Now we compute the vector potential \(\tilde{A} \omega \) and velocity field u at time T and in a sufficiently small neighbourhood of this point \((w^1,w^2,w^3)_{{\text {rsc}}}\). In this neighbourhood and on the support of \(\omega (T)\), the cutoff \(\tilde{\eta }\) equals 1, and from (8.9) we see that \(A_0\) and \(A_0^*\) vanish in this neighbourhood. From (9.4), (9.5) and the vanishing of \(\omega _{12}\) we thus have

$$\begin{aligned} \tilde{A} \omega = \Delta _w^{-1} \omega _{13} \frac{d}{d w^1} \wedge \frac{d}{d w^3} + \Delta _w^{-1} \omega _{23} \frac{d}{d w^2} \wedge \frac{d}{d w^3} \end{aligned}$$

in this neighbourhood, after abusing notation and identifying this neighbourhood with a subset of \(\mathbb {R}^2 \times \mathbb {R}/2\pi M\mathbb {Z}\). Since \(\omega _{13}, \omega _{23}\) are invariant with respect to translations in the \(w^3\) neighbourhood, we conclude that \(\delta \tilde{A} \omega \) has vanishing \(\frac{d}{dw^1}\) and \(\frac{d}{dw^2}\) components in this neighbourhood, thus the velocity field u is parallel to \(\frac{d}{dw^3}\). But since \(\Omega (T)\) is invariant in the \(\frac{d}{dw^3}\) direction and is expanding outwards in the other two directions, we see from the transport equations for \(\omega (t)\) and \(\tilde{\theta }(t)\) that for \(t>T\) sufficiently close to T, \(\omega (t)\) and \(\tilde{\theta }(t)\) are supported inside \(\Omega (t)\) in this neighbourhood, contradicting the construction of \((w^1,w^2,w^3)_{{\text {rsc}}}\). Thus \(\omega (t)\) and \(\tilde{\theta }(t)\) are supported in \(\Omega (t)\) for all \(0 \leqslant t \leqslant 1\). Repeating the above arguments we then obtain the second claim of the proposition. \(\square \)

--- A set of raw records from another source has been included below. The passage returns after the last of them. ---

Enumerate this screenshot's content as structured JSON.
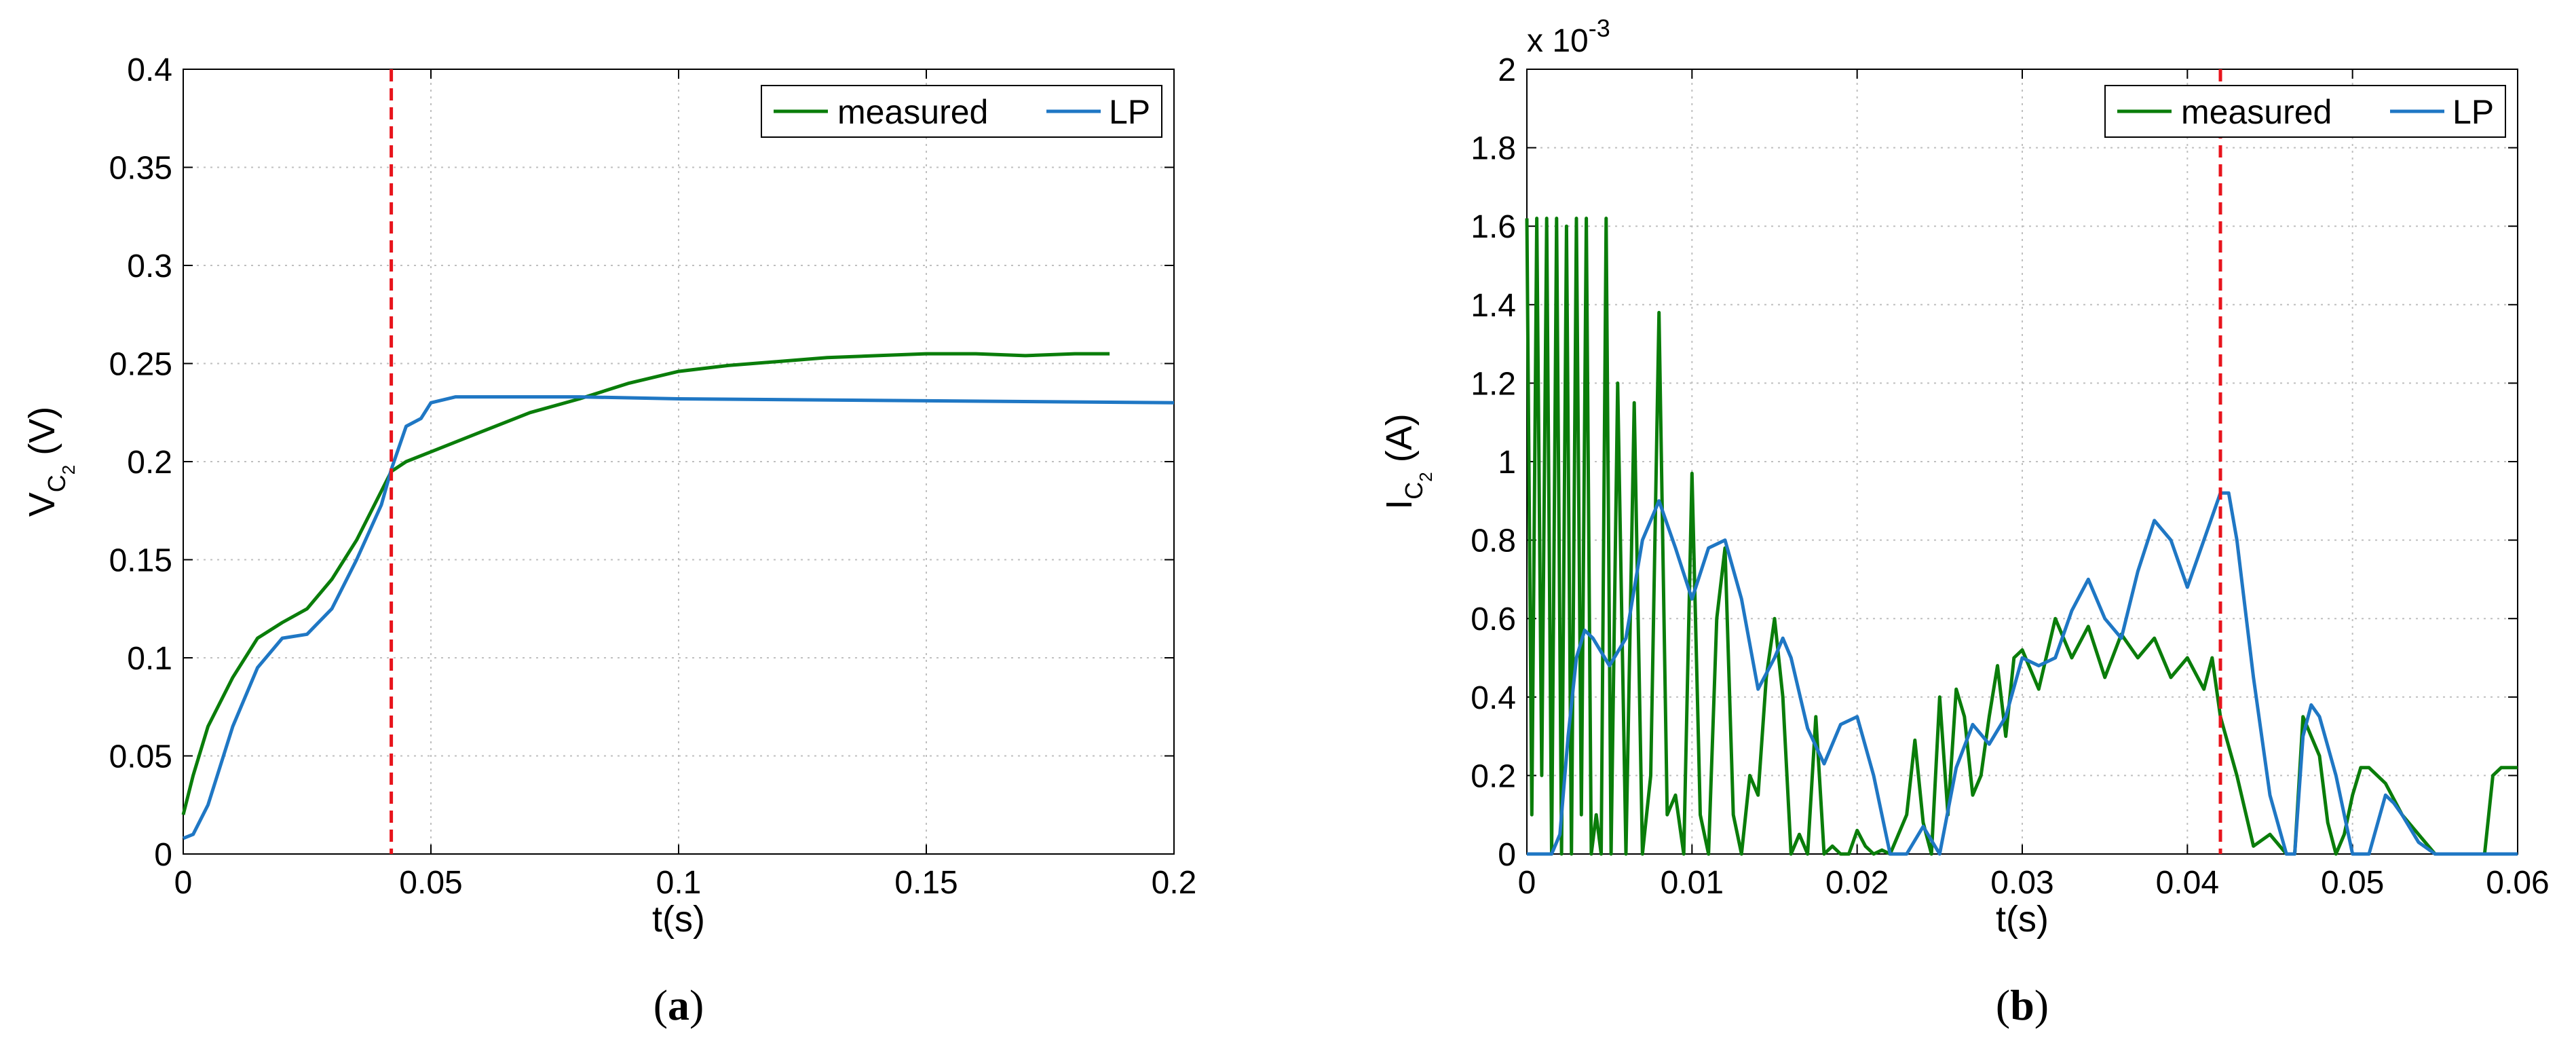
{
  "colors": {
    "measured": "#0a7d0a",
    "lp": "#1f77c4",
    "marker": "#e8141c",
    "grid": "#bfbfbf"
  },
  "chart_data": [
    {
      "panel_label": "a",
      "type": "line",
      "xlabel": "t(s)",
      "ylabel": {
        "main": "V",
        "sub1": "C",
        "sub2": "2",
        "unit": "(V)"
      },
      "xlim": [
        0,
        0.2
      ],
      "ylim": [
        0,
        0.4
      ],
      "xticks": [
        0,
        0.05,
        0.1,
        0.15,
        0.2
      ],
      "xtick_labels": [
        "0",
        "0.05",
        "0.1",
        "0.15",
        "0.2"
      ],
      "yticks": [
        0,
        0.05,
        0.1,
        0.15,
        0.2,
        0.25,
        0.3,
        0.35,
        0.4
      ],
      "ytick_labels": [
        "0",
        "0.05",
        "0.1",
        "0.15",
        "0.2",
        "0.25",
        "0.3",
        "0.35",
        "0.4"
      ],
      "grid": true,
      "legend_position": "top-right",
      "vline_x": 0.042,
      "series": [
        {
          "name": "measured",
          "color": "#0a7d0a",
          "x": [
            0,
            0.002,
            0.005,
            0.01,
            0.015,
            0.02,
            0.025,
            0.03,
            0.035,
            0.04,
            0.042,
            0.045,
            0.05,
            0.06,
            0.07,
            0.08,
            0.09,
            0.1,
            0.11,
            0.12,
            0.13,
            0.14,
            0.15,
            0.16,
            0.17,
            0.18,
            0.187
          ],
          "y": [
            0.02,
            0.04,
            0.065,
            0.09,
            0.11,
            0.118,
            0.125,
            0.14,
            0.16,
            0.185,
            0.195,
            0.2,
            0.205,
            0.215,
            0.225,
            0.232,
            0.24,
            0.246,
            0.249,
            0.251,
            0.253,
            0.254,
            0.255,
            0.255,
            0.254,
            0.255,
            0.255
          ]
        },
        {
          "name": "LP",
          "color": "#1f77c4",
          "x": [
            0,
            0.002,
            0.005,
            0.01,
            0.015,
            0.02,
            0.025,
            0.03,
            0.035,
            0.04,
            0.042,
            0.045,
            0.048,
            0.05,
            0.055,
            0.06,
            0.08,
            0.1,
            0.15,
            0.2
          ],
          "y": [
            0.008,
            0.01,
            0.025,
            0.065,
            0.095,
            0.11,
            0.112,
            0.125,
            0.15,
            0.178,
            0.196,
            0.218,
            0.222,
            0.23,
            0.233,
            0.233,
            0.233,
            0.232,
            0.231,
            0.23
          ]
        }
      ]
    },
    {
      "panel_label": "b",
      "type": "line",
      "xlabel": "t(s)",
      "ylabel": {
        "main": "I",
        "sub1": "C",
        "sub2": "2",
        "unit": "(A)"
      },
      "y_multiplier": "x 10",
      "y_multiplier_exp": "-3",
      "xlim": [
        0,
        0.06
      ],
      "ylim": [
        0,
        2
      ],
      "xticks": [
        0,
        0.01,
        0.02,
        0.03,
        0.04,
        0.05,
        0.06
      ],
      "xtick_labels": [
        "0",
        "0.01",
        "0.02",
        "0.03",
        "0.04",
        "0.05",
        "0.06"
      ],
      "yticks": [
        0,
        0.2,
        0.4,
        0.6,
        0.8,
        1,
        1.2,
        1.4,
        1.6,
        1.8,
        2
      ],
      "ytick_labels": [
        "0",
        "0.2",
        "0.4",
        "0.6",
        "0.8",
        "1",
        "1.2",
        "1.4",
        "1.6",
        "1.8",
        "2"
      ],
      "grid": true,
      "legend_position": "top-right",
      "vline_x": 0.042,
      "series": [
        {
          "name": "measured",
          "color": "#0a7d0a",
          "x": [
            0,
            0.0003,
            0.0006,
            0.0009,
            0.0012,
            0.0015,
            0.0018,
            0.0021,
            0.0024,
            0.0027,
            0.003,
            0.0033,
            0.0036,
            0.0039,
            0.0042,
            0.0045,
            0.0048,
            0.0051,
            0.0055,
            0.006,
            0.0065,
            0.007,
            0.0075,
            0.008,
            0.0085,
            0.009,
            0.0095,
            0.01,
            0.0105,
            0.011,
            0.0115,
            0.012,
            0.0125,
            0.013,
            0.0135,
            0.014,
            0.0145,
            0.015,
            0.0155,
            0.016,
            0.0165,
            0.017,
            0.0175,
            0.018,
            0.0185,
            0.019,
            0.0195,
            0.02,
            0.0205,
            0.021,
            0.0215,
            0.022,
            0.0225,
            0.023,
            0.0235,
            0.024,
            0.0245,
            0.025,
            0.0255,
            0.026,
            0.0265,
            0.027,
            0.0275,
            0.028,
            0.0285,
            0.029,
            0.0295,
            0.03,
            0.031,
            0.032,
            0.033,
            0.034,
            0.035,
            0.036,
            0.037,
            0.038,
            0.039,
            0.04,
            0.041,
            0.0415,
            0.042,
            0.043,
            0.044,
            0.045,
            0.046,
            0.0465,
            0.047,
            0.0475,
            0.048,
            0.0485,
            0.049,
            0.0495,
            0.05,
            0.0505,
            0.051,
            0.052,
            0.053,
            0.054,
            0.055,
            0.056,
            0.057,
            0.058,
            0.0585,
            0.059,
            0.06
          ],
          "y": [
            1.62,
            0.1,
            1.62,
            0.2,
            1.62,
            0,
            1.62,
            0,
            1.6,
            0,
            1.62,
            0.1,
            1.62,
            0,
            0.1,
            0,
            1.62,
            0,
            1.2,
            0,
            1.15,
            0,
            0.2,
            1.38,
            0.1,
            0.15,
            0,
            0.97,
            0.1,
            0,
            0.6,
            0.78,
            0.1,
            0,
            0.2,
            0.15,
            0.45,
            0.6,
            0.4,
            0,
            0.05,
            0,
            0.35,
            0,
            0.02,
            0,
            0,
            0.06,
            0.02,
            0,
            0.01,
            0,
            0.05,
            0.1,
            0.29,
            0.08,
            0,
            0.4,
            0.1,
            0.42,
            0.35,
            0.15,
            0.2,
            0.35,
            0.48,
            0.3,
            0.5,
            0.52,
            0.42,
            0.6,
            0.5,
            0.58,
            0.45,
            0.56,
            0.5,
            0.55,
            0.45,
            0.5,
            0.42,
            0.5,
            0.35,
            0.2,
            0.02,
            0.05,
            0,
            0,
            0.35,
            0.3,
            0.25,
            0.08,
            0,
            0.05,
            0.15,
            0.22,
            0.22,
            0.18,
            0.1,
            0.05,
            0,
            0,
            0,
            0,
            0.2,
            0.22,
            0.22
          ]
        },
        {
          "name": "LP",
          "color": "#1f77c4",
          "x": [
            0,
            0.0015,
            0.002,
            0.0025,
            0.003,
            0.0035,
            0.004,
            0.005,
            0.006,
            0.007,
            0.008,
            0.009,
            0.01,
            0.011,
            0.012,
            0.013,
            0.014,
            0.015,
            0.0155,
            0.016,
            0.017,
            0.018,
            0.019,
            0.02,
            0.021,
            0.022,
            0.023,
            0.024,
            0.025,
            0.026,
            0.027,
            0.028,
            0.029,
            0.03,
            0.031,
            0.032,
            0.033,
            0.034,
            0.035,
            0.036,
            0.037,
            0.038,
            0.039,
            0.04,
            0.041,
            0.042,
            0.0425,
            0.043,
            0.044,
            0.045,
            0.046,
            0.0465,
            0.047,
            0.0475,
            0.048,
            0.049,
            0.05,
            0.051,
            0.052,
            0.0525,
            0.053,
            0.054,
            0.055,
            0.056,
            0.057,
            0.058,
            0.06
          ],
          "y": [
            0,
            0,
            0.05,
            0.3,
            0.5,
            0.57,
            0.55,
            0.48,
            0.55,
            0.8,
            0.9,
            0.78,
            0.65,
            0.78,
            0.8,
            0.65,
            0.42,
            0.5,
            0.55,
            0.5,
            0.32,
            0.23,
            0.33,
            0.35,
            0.2,
            0,
            0,
            0.07,
            0,
            0.22,
            0.33,
            0.28,
            0.35,
            0.5,
            0.48,
            0.5,
            0.62,
            0.7,
            0.6,
            0.55,
            0.72,
            0.85,
            0.8,
            0.68,
            0.8,
            0.92,
            0.92,
            0.8,
            0.45,
            0.15,
            0,
            0,
            0.3,
            0.38,
            0.35,
            0.2,
            0,
            0,
            0.15,
            0.13,
            0.1,
            0.03,
            0,
            0,
            0,
            0,
            0
          ]
        }
      ]
    }
  ]
}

If we insert the above proposition back into (9.4), (9.5), noting again that \(\tilde{\eta }\) equals 1 on the support of \(\omega \) or \(\tilde{\theta }\), we have

$$\begin{aligned} \tilde{A} \omega&:=- \tilde{A}_0 \Delta _w^{-1} (\partial _1 \partial _1 \tilde{\theta } + \partial _2 \partial _2 \tilde{\theta } ) \frac{d}{d w^1} \wedge \frac{d}{d w^2} \\&\quad + \Delta _w^{-1} \partial _1 \tilde{\theta } \frac{d}{d w^1} \wedge \frac{d}{d w^3} \\&\quad + \Delta _w^{-1} \partial _2 \tilde{\theta } \frac{d}{d w^2} \wedge \frac{d}{d w^3}. \end{aligned}$$

Repeating the arguments of the previous section verbatim, we see that (in \((w^1,w^2,w^3)_{{\text {rsc}}}\) coordinates) \(\tilde{\theta }\) is the lift of a continuously differentiable, compactly supported function \(\theta :[0,1] \times \mathbb {R}^2 \rightarrow \mathbb {R}\) that contradicts Proposition 6.1, as required.